What if you don’t know exactly what you need?
Not to worry! That is what we are here for.
“I am not sure if I need a sworn or a regular translation.”
This depends entirely on the purpose of the translation. Most institutions and regulatory bodies usually require translations to be certified by a sworn translator. However, it is up to the recipient (the person or organization who requested the translation in the first place) to decide whether it must be sworn or not.
“I have been requested an apostilled/legalised/legitimised or notarised translation.”
There is a common confusion about the difference between these four options. Here is an explanation of the main differences, but please bear in mind that you should always ask the person or entity that requested the translation.

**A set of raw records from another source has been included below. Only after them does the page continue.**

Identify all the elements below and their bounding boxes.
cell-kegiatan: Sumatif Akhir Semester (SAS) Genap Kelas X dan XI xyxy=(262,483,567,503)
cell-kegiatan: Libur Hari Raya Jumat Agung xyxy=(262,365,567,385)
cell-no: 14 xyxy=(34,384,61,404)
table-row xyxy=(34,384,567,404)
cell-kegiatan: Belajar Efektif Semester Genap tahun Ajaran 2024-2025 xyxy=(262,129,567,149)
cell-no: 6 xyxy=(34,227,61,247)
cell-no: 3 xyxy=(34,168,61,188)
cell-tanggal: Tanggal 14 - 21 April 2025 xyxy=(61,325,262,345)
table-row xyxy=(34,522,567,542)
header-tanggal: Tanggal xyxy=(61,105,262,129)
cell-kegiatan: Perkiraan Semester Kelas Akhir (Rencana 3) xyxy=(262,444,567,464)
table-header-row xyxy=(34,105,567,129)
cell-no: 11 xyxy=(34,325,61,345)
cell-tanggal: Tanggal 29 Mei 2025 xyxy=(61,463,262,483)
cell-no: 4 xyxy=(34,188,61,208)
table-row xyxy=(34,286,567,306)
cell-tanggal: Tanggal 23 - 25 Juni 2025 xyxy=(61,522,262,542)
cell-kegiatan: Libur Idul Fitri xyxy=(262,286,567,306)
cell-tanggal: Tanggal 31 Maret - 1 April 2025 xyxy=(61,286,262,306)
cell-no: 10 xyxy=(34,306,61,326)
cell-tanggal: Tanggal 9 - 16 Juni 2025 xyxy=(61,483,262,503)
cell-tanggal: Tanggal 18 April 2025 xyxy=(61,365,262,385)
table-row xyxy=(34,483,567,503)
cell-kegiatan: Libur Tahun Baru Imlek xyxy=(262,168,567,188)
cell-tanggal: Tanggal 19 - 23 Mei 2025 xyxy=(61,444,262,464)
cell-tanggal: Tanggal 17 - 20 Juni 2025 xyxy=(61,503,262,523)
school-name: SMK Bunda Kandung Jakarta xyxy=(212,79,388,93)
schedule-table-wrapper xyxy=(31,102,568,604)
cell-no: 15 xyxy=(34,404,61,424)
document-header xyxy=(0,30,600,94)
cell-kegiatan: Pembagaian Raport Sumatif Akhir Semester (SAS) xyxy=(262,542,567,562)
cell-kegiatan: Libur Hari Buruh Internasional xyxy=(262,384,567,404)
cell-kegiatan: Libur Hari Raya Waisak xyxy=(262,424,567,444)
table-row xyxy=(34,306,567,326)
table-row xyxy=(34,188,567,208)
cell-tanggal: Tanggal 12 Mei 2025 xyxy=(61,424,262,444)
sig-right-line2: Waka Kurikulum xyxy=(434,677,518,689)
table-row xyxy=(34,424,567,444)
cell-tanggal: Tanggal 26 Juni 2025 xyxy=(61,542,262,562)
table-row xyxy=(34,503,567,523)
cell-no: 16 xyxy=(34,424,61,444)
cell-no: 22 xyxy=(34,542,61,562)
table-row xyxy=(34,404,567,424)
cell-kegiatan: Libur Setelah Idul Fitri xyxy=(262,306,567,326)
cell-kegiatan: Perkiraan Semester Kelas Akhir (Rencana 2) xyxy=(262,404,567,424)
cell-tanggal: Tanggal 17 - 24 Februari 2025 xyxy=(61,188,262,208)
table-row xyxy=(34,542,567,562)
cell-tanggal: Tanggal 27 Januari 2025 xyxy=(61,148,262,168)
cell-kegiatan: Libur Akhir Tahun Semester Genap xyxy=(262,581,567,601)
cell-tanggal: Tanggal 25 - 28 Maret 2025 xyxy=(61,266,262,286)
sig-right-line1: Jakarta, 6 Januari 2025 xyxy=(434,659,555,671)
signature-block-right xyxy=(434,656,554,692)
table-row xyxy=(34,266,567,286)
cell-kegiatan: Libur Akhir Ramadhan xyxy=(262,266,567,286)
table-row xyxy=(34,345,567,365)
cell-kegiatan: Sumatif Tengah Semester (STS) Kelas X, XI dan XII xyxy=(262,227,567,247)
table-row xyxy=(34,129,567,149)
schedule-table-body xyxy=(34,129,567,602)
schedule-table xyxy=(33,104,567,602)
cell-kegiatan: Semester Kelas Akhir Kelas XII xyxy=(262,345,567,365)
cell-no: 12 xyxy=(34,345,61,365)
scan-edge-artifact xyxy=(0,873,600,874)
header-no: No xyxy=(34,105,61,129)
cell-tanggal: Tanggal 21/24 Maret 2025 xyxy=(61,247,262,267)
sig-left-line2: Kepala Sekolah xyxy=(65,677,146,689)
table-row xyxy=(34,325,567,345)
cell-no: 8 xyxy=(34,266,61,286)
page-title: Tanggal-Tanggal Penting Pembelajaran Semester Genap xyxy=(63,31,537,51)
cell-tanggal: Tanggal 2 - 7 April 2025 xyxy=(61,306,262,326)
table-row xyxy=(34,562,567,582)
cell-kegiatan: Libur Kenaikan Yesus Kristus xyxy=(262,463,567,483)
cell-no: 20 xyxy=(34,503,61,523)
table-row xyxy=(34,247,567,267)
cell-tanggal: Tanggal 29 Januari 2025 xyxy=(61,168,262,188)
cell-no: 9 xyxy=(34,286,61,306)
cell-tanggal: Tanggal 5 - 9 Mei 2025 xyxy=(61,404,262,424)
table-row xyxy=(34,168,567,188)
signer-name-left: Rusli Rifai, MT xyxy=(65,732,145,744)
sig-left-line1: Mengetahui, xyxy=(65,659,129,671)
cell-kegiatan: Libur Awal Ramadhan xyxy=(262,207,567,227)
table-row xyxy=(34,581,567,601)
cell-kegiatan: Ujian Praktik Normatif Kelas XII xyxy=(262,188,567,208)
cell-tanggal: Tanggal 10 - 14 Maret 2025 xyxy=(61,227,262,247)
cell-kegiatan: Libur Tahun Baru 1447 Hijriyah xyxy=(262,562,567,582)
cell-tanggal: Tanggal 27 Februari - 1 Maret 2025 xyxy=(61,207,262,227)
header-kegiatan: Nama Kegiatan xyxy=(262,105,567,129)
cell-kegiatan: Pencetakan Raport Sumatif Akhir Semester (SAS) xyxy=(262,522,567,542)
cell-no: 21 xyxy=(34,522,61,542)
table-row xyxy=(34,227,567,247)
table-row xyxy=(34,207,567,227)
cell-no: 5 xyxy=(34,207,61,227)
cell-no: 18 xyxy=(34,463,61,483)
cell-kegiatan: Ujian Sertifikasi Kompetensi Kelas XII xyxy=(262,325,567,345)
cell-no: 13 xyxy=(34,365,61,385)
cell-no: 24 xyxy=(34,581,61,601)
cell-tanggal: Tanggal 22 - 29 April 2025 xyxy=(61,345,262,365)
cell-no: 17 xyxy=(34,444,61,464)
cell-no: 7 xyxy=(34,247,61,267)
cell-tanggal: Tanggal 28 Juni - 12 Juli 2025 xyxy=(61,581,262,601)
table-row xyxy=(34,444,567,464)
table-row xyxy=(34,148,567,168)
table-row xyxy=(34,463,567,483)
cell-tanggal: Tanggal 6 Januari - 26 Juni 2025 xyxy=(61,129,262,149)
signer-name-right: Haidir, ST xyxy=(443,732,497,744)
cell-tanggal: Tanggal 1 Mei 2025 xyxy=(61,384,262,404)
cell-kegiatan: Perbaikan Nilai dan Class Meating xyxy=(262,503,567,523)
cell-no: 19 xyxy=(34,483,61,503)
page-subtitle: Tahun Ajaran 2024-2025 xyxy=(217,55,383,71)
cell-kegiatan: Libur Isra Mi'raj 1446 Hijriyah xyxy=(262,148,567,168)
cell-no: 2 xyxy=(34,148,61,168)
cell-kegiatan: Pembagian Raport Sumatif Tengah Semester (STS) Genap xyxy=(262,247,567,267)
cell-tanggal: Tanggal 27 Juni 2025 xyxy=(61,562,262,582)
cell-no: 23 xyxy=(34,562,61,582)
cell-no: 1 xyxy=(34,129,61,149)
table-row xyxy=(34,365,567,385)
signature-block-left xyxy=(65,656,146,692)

- Apostille of the sworn translation (issued by the Association of Notaries or the Ministry of Justice, as appropriate). There are two possibilities:
a) Translating an apostilled document. The apostille authenticates the signatures in the documents. The document must be apostilled first, and then sent over to a sworn translator.
b) Apostilling a sworn translation. The apostille authenticates the signature of the translator (less frequent).
- Legalisation of the signature of the sworn translator with the Ministry of Foreign Affairs. An officer of the Ministry will check their official translators database and verify the authenticity of the translator number and signature.
- Notarisation of the translator’s signature. The sworn translator will appear before a Notary Public to notarise his/her signature.